Say what you will about the French -- they certainly have their own opinions of us -- but they sure know how to make magnificent bread. That said, if you're planning a trip to Paris to try ultra-fresh baguettes straight from the source, you might be in for a rude awakening: the City of Light is facing a shortage of its most famous crusty loaves. Sacré bleu!
This unthinkable calamity's actually the result of a change in regulation, and one you've probably never heard of. Since 1790, the city's bakers have been required by law to alert the government to their vacation plans in advance, so as to ensure an uninterrupted supply of bread for the public. What's more, this law requires half of the city's bakeries to remain open in July, and the other half in August.
Problem is, that law got repealed last year, and since summer's historically been a slow time for the city's bakers, many of them have opted to take their vacations in the warmer months that were previously off-limits to them. The result? Fewer bakeries open for business, which translates to less bread available to feed the daily carb habits of French folk.
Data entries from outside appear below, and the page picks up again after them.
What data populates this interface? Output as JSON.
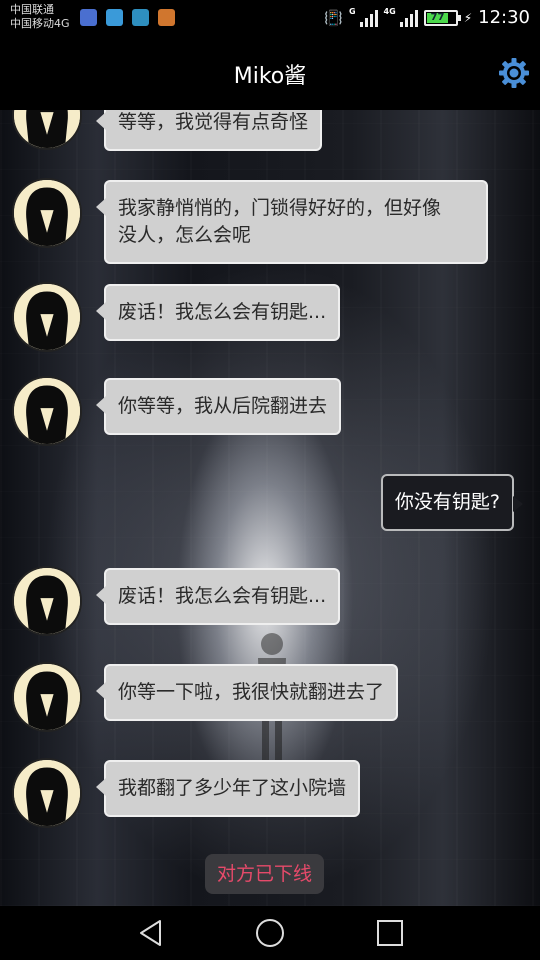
{
  "status_bar": {
    "carrier_1": "中国联通",
    "carrier_2": "中国移动4G",
    "net_g": "G",
    "net_4g": "4G",
    "battery": "77",
    "battery_percent": 77,
    "time": "12:30",
    "notification_icons": [
      "qq-icon",
      "message-icon",
      "gallery-icon",
      "weibo-icon"
    ]
  },
  "header": {
    "title": "Miko酱",
    "settings_icon": "gear-icon",
    "accent_color": "#4a8fd8"
  },
  "messages": [
    {
      "side": "in",
      "text": "等等，我觉得有点奇怪"
    },
    {
      "side": "in",
      "text": "我家静悄悄的，门锁得好好的，但好像\n没人，怎么会呢"
    },
    {
      "side": "in",
      "text": "废话！我怎么会有钥匙..."
    },
    {
      "side": "in",
      "text": "你等等，我从后院翻进去"
    },
    {
      "side": "out",
      "text": "你没有钥匙?"
    },
    {
      "side": "in",
      "text": "废话！我怎么会有钥匙..."
    },
    {
      "side": "in",
      "text": "你等一下啦，我很快就翻进去了"
    },
    {
      "side": "in",
      "text": "我都翻了多少年了这小院墙"
    }
  ],
  "offline_notice": "对方已下线",
  "nav": {
    "back": "back-triangle-icon",
    "home": "home-circle-icon",
    "recents": "recents-square-icon"
  }
}
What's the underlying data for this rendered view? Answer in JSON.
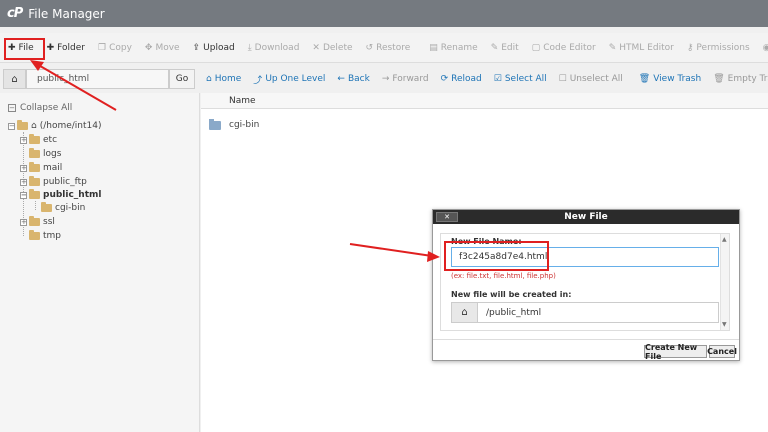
{
  "header": {
    "logo": "cP",
    "title": "File Manager"
  },
  "toolbar": {
    "file": "File",
    "folder": "Folder",
    "copy": "Copy",
    "move": "Move",
    "upload": "Upload",
    "download": "Download",
    "delete": "Delete",
    "restore": "Restore",
    "rename": "Rename",
    "edit": "Edit",
    "code_editor": "Code Editor",
    "html_editor": "HTML Editor",
    "permissions": "Permissions"
  },
  "pathbar": {
    "value": "public_html",
    "go": "Go"
  },
  "nav": {
    "home": "Home",
    "up": "Up One Level",
    "back": "Back",
    "forward": "Forward",
    "reload": "Reload",
    "select_all": "Select All",
    "unselect_all": "Unselect All",
    "view_trash": "View Trash",
    "empty_trash": "Empty Trash"
  },
  "sidebar": {
    "collapse_all": "Collapse All",
    "root": "(/home/int14)",
    "items": [
      "etc",
      "logs",
      "mail",
      "public_ftp",
      "public_html",
      "cgi-bin",
      "ssl",
      "tmp"
    ]
  },
  "filelist": {
    "col_name": "Name",
    "rows": [
      "cgi-bin"
    ]
  },
  "modal": {
    "title": "New File",
    "name_label": "New File Name:",
    "name_value": "f3c245a8d7e4.html",
    "hint": "(ex: file.txt, file.html, file.php)",
    "location_label": "New file will be created in:",
    "location_value": "/public_html",
    "create_btn": "Create New File",
    "cancel_btn": "Cancel"
  },
  "colors": {
    "header_bg": "#757a80",
    "link": "#1e74b6",
    "annotation": "#e02020",
    "modal_title_bg": "#2b2b2b"
  }
}
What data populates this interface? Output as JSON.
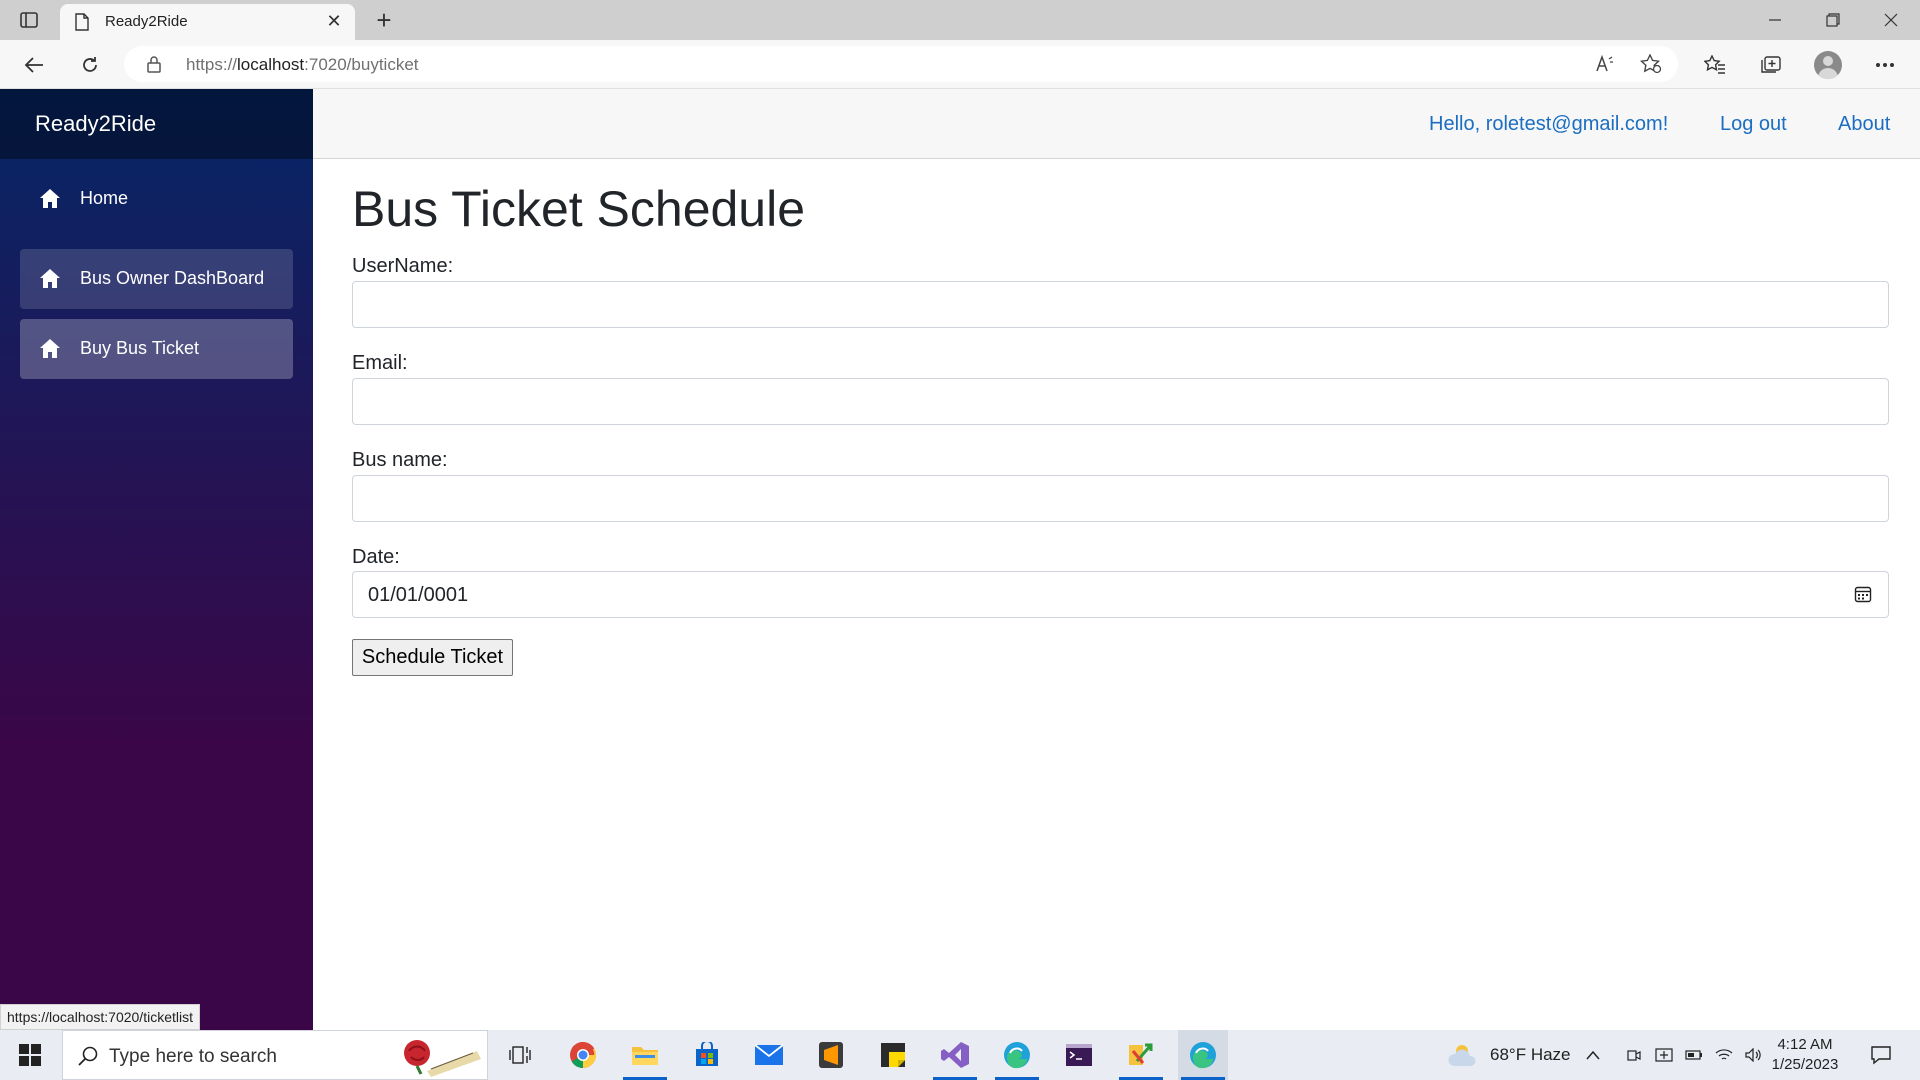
{
  "browser": {
    "tab_title": "Ready2Ride",
    "url_prefix": "https://",
    "url_host": "localhost",
    "url_path": ":7020/buyticket",
    "status_url": "https://localhost:7020/ticketlist"
  },
  "app": {
    "brand": "Ready2Ride",
    "sidebar": {
      "items": [
        {
          "label": "Home",
          "icon": "home-icon"
        },
        {
          "label": "Bus Owner DashBoard",
          "icon": "home-icon"
        },
        {
          "label": "Buy Bus Ticket",
          "icon": "home-icon"
        }
      ]
    },
    "top_links": {
      "greeting": "Hello, roletest@gmail.com!",
      "logout": "Log out",
      "about": "About"
    },
    "accent_color": "#1b6ec2"
  },
  "form": {
    "title": "Bus Ticket Schedule",
    "username_label": "UserName:",
    "username_value": "",
    "email_label": "Email:",
    "email_value": "",
    "busname_label": "Bus name:",
    "busname_value": "",
    "date_label": "Date:",
    "date_value": "01/01/0001",
    "submit_label": "Schedule Ticket"
  },
  "taskbar": {
    "search_placeholder": "Type here to search",
    "weather": "68°F  Haze",
    "time": "4:12 AM",
    "date": "1/25/2023"
  }
}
The French media's emphasized that news of this shortage has been largely overblown, particularly by British media outlets, and that most Parisian citizens should have no trouble obtaining bread while the vacationing bakers are gone -- even if that means having to seek out a new, less conveniently located boulangerie for the duration.
Meanwhile, if there was an equivalent shortage of bagels in NYC, you can be damn sure the city would descend into anarchy in the first 12 hours.